The European share of 105 systems (compared to 107 in November 2015) has fallen and is now lower than the dominant Asian share of 218 systems, up from 173 in November. Germany is the clear leader in Europe with 26 systems followed by France with 18 and the UK with 12 systems. In Asia, Japan trails China with 29 systems (down from 37).

Cray continues to be the clear leader in the TOP500 list in total installed performance share with 19.9 percent (down from 25 percent). Thanks to the Sunway TaihuLight system, the National Research Center of Parallel Computer Engineering & Technology takes the second spot with 16.4 percent of the total performance – with just one machine.

IBM takes the third spot with 10.7 percent share, down from 14.9 percent six months ago. HPC is third with 12.9 percent, down from 14.2 percent six months ago.

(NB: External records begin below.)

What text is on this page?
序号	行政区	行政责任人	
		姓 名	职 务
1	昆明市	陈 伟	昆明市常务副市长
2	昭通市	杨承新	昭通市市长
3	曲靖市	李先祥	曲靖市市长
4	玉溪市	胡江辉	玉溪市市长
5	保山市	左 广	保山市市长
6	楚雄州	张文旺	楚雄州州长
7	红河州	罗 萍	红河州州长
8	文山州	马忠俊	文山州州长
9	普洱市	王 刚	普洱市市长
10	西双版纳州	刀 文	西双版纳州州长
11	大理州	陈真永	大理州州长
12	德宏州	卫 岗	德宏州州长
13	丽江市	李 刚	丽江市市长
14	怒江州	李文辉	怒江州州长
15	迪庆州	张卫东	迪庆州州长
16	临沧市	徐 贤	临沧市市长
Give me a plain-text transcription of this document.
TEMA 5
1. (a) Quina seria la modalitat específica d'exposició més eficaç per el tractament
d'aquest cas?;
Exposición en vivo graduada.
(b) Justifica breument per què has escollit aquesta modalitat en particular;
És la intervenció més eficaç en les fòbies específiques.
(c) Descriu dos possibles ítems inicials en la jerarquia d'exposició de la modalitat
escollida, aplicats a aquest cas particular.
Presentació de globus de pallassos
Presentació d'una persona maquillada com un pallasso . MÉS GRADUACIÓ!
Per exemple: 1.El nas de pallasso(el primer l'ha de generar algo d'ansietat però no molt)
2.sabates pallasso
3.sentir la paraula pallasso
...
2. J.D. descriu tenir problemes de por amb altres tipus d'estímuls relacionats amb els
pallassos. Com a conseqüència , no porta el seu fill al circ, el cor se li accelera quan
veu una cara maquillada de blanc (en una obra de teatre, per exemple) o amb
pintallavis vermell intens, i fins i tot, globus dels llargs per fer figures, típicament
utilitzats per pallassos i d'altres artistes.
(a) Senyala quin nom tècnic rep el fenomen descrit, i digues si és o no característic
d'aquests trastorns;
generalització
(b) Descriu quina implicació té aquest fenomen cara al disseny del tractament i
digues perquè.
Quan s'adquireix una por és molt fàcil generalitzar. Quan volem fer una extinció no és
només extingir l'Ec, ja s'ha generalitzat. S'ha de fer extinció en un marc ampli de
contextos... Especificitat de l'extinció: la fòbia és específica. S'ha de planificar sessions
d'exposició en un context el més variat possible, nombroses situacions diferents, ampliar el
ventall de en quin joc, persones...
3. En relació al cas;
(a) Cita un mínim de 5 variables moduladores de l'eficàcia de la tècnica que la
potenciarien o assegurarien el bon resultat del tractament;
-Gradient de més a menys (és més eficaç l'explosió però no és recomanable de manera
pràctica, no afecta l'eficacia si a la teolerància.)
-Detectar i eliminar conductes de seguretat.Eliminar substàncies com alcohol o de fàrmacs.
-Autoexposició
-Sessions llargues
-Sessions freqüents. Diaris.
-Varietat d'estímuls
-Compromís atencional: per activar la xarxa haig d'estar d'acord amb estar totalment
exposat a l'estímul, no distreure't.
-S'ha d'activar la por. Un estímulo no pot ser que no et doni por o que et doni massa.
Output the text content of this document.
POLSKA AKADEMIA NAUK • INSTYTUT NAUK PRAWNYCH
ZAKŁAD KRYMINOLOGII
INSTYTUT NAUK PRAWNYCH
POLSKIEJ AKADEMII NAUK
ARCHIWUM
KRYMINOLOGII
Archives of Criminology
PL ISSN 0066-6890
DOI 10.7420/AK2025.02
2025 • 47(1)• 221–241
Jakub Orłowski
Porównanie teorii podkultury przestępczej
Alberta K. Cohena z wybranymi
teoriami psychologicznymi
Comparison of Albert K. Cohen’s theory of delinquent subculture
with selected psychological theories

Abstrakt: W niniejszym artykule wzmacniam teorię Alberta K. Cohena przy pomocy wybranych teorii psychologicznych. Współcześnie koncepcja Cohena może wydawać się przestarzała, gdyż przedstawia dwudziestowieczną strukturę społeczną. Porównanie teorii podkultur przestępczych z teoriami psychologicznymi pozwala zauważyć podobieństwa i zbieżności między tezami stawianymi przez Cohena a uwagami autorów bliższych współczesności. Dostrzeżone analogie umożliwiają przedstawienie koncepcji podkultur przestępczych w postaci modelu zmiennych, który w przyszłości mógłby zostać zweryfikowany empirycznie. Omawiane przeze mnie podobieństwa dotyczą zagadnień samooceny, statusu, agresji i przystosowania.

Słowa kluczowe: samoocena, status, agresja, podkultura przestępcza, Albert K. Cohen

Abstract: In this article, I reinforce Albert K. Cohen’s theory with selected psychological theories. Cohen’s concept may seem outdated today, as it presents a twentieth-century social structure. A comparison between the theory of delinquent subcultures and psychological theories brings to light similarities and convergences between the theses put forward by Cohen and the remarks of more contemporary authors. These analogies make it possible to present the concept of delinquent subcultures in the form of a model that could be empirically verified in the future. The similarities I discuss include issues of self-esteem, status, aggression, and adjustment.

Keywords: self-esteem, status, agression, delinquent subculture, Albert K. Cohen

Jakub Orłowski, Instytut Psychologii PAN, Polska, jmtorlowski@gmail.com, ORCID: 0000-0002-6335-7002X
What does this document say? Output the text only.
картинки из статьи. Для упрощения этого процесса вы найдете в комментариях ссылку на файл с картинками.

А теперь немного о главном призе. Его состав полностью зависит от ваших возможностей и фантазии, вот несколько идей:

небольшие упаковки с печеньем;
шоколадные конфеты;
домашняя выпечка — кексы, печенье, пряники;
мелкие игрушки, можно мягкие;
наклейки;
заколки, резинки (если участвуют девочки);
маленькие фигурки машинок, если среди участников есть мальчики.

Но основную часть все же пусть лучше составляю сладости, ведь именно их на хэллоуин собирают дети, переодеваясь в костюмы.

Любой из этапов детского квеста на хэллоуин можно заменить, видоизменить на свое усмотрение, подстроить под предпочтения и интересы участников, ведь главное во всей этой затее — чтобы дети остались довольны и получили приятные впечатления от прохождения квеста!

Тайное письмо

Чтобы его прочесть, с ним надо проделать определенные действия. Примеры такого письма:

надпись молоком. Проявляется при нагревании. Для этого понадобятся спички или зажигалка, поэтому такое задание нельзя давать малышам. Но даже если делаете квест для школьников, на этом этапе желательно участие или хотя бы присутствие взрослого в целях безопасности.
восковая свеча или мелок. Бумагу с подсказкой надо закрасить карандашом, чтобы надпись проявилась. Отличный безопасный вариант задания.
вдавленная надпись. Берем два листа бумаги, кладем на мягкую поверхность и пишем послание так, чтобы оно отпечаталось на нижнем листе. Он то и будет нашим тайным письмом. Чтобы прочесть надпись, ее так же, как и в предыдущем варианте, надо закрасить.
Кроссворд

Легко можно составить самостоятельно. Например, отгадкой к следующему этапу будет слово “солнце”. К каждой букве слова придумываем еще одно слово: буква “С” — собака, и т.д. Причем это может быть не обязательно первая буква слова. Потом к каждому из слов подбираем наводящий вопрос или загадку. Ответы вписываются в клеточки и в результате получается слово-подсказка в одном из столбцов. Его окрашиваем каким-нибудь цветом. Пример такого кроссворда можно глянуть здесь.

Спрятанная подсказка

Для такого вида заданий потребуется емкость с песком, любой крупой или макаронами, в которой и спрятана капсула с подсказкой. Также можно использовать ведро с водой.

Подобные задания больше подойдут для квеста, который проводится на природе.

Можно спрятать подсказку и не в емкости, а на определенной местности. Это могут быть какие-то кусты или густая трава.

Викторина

For the first time, the data collection and curation of the Green500 project is now integrated with the TOP500 project. The most energy­efficient system and No. 1 on the Green500 is Shoubu, a PEZY Computing/Exascaler ZettaScaler­1.6 System achieving 6.67 GFfops/Watt at the Advanced Center for Computing and Communication at RIKEN in Japan.

Additional Highlights

  • Total combined performance of all 500 systems has grown to 566.7 petaflop/s, compared to 420 petaflop/s six months ago and 363 petaflop/s one year ago. This increase in installed performance also exhibits a noticeable slowdown in growth compared to the previous long­term trend.
  • There are 95 systems with performance greater than a petaflop/s on the list, up from 81 six months ago.
  • Intel continues to provide the processors for the largest share – 455 systems or 91 percent – of the TOP500 systems. The share of IBM Power processors is now at 23 systems, down from 26 systems six month ago. The AMD Opteron family is used in 13 systems (2.6 percent), down from 4.2 percent on the previous list.
  • Hewlett Packard Enterprise has the lead in the total number of systems with 127 systems (25.4 percent) followed by Lenovo with 84 systems. Cray now has 60 systems, down from 69 systems six months ago. HPE had 155 systems six months ago. IBM is now fifth in the systems category with 38 systems.
  • A total of 93 systems on the list are using accelerator/coprocessor technology, down from 104 in November 2015. Sixty­seven of these use NVIDIA chips, 26 systems with Intel Xeon Phi technology, three use ATI Radeon, and two use PEZY technology. Three systems use a combination of NVIDIA and Intel Xeon Phi accelerators/coprocessors.The average number of accelerator cores for these systems is 76,000 cores per system.
  • The entry level (No. 500) to the list moved up to the 285.9 teraflop/s mark on the LINPACK benchmark, compared to 206.3 teraflop/s six months ago. The last system on the newest list would have been listed at position 351 in the previous TOP500.
  • The performance of the last system on the list (No. 500) has systematically continued to lag behind historical trends for the last 6 years and now clearly continues to run on a different growth trajectory than before. From 1994 to 2008 it grew by 90 percent per year, but since 2008 it has only grown by 55 percent per year.

About the TOP500 List

The first version of what became today’s TOP500 list started as an exercise for a small conference in Germany in June 1993. Out of curiosity, the authors decided to revisit the list in November 1993 to see how things had changed. About that time they realized they might be onto something and decided to continue compiling the list, which is now a much­anticipated, much­watched and much­debated twice­yearly event.

The TOP500 list is compiled by Erich Strohmaier and Horst Simon of Lawrence Berkeley National Laboratory; Jack Dongarra of the University of Tennessee, Knoxville; and Martin Meuer of ISC Group, Germany.